Heredity and trauma can also lead to the formation of a hammer toe. Arthritis is another factor, because the balance around the toe in people with arthritis is disrupted. Wearing shoes that are too
tight and cause the toes to squeeze can also cause a hammer toe to form.
Pain on the bottom of your foot, especially under the ball of your foot, is one of the most common symptoms associated hammertoe
with hammertoes. Other common signs and symptoms of hammertoes include pain at the top of your bent toe
from footwear pressure. Corns on the top of your bent toe. Redness and swelling in your affected area. Decreased joint range of motion in your affected toe joints.
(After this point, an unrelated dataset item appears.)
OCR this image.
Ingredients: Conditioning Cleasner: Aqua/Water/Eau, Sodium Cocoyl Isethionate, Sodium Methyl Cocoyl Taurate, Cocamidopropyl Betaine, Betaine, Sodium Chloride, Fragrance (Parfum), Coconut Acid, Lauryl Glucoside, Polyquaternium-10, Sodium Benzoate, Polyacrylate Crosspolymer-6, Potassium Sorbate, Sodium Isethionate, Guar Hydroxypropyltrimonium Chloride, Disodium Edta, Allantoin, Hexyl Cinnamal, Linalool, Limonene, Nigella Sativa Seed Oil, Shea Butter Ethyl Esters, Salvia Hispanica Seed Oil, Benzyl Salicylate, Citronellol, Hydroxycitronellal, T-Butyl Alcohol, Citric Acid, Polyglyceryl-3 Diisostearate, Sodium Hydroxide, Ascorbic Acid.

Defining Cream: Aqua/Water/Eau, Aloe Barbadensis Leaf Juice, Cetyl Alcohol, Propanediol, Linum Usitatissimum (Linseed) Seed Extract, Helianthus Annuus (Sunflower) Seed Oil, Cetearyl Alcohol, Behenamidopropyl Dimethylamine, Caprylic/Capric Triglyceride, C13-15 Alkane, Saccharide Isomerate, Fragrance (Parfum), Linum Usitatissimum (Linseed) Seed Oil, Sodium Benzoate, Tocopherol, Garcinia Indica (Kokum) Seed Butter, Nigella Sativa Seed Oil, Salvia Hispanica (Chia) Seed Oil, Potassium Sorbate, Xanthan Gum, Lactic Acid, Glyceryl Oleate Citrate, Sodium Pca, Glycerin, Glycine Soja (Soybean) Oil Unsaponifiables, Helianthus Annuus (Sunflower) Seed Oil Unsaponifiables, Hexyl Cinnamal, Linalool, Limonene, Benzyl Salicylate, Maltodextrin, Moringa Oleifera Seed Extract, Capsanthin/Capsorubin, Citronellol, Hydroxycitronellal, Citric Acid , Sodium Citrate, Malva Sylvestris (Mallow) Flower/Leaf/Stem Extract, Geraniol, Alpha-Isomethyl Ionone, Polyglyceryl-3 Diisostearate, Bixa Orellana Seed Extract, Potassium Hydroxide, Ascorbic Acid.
Some questions your doctor may ask of you include, when did you first begin having foot problems? How much pain are your feet or toes causing you? Where is the pain located? What, if anything, seems
to improve your symptoms? What, if anything, appears to worsen your symptoms? What kind of shoes do you normally wear? Your doctor can diagnose hammertoe or mallet toe by examining your foot. Your
doctor may also order X-rays to further evaluate the bones and joints of your feet and toes.
Non Surgical Treatment
Padding and Taping. Often this is the first step in a treatment plan. Padding the hammertoe prominence minimizes pain and allows the patient to continue a normal, active life. Taping may change the
imbalance around the toes and thus relieve the stress and pain. Medication. Anti-inflammatory drugs and cortisone injections can be prescribed to ease acute pain and inflammation caused by the joint
deformity. Orthotic Devices. Custom shoe inserts made by your podiatrist may be useful in controlling foot function. An orthotic device may reduce symptoms and prevent the worsening of the hammertoe
Joint resection procedures involves removing part of one of the two small joints of the toe directly underneath where the digit is crooked. The purpose is to make room for the toe to be re-positioned
flat or straight. Because hammer toes become rigid or fixed with time, removing the joint becomes the only option when the knuckle is stiff. Its important to understand that this procedure does not
involve the joint of the ball of the foot, rather the a small joint of the toe. Medical terminology for this procedure is called a proximal interphalangeal joint arthroplasty or a distal
interphalangeal joint arthroplasty, with the latter involving the joint closer to the tip of the toe.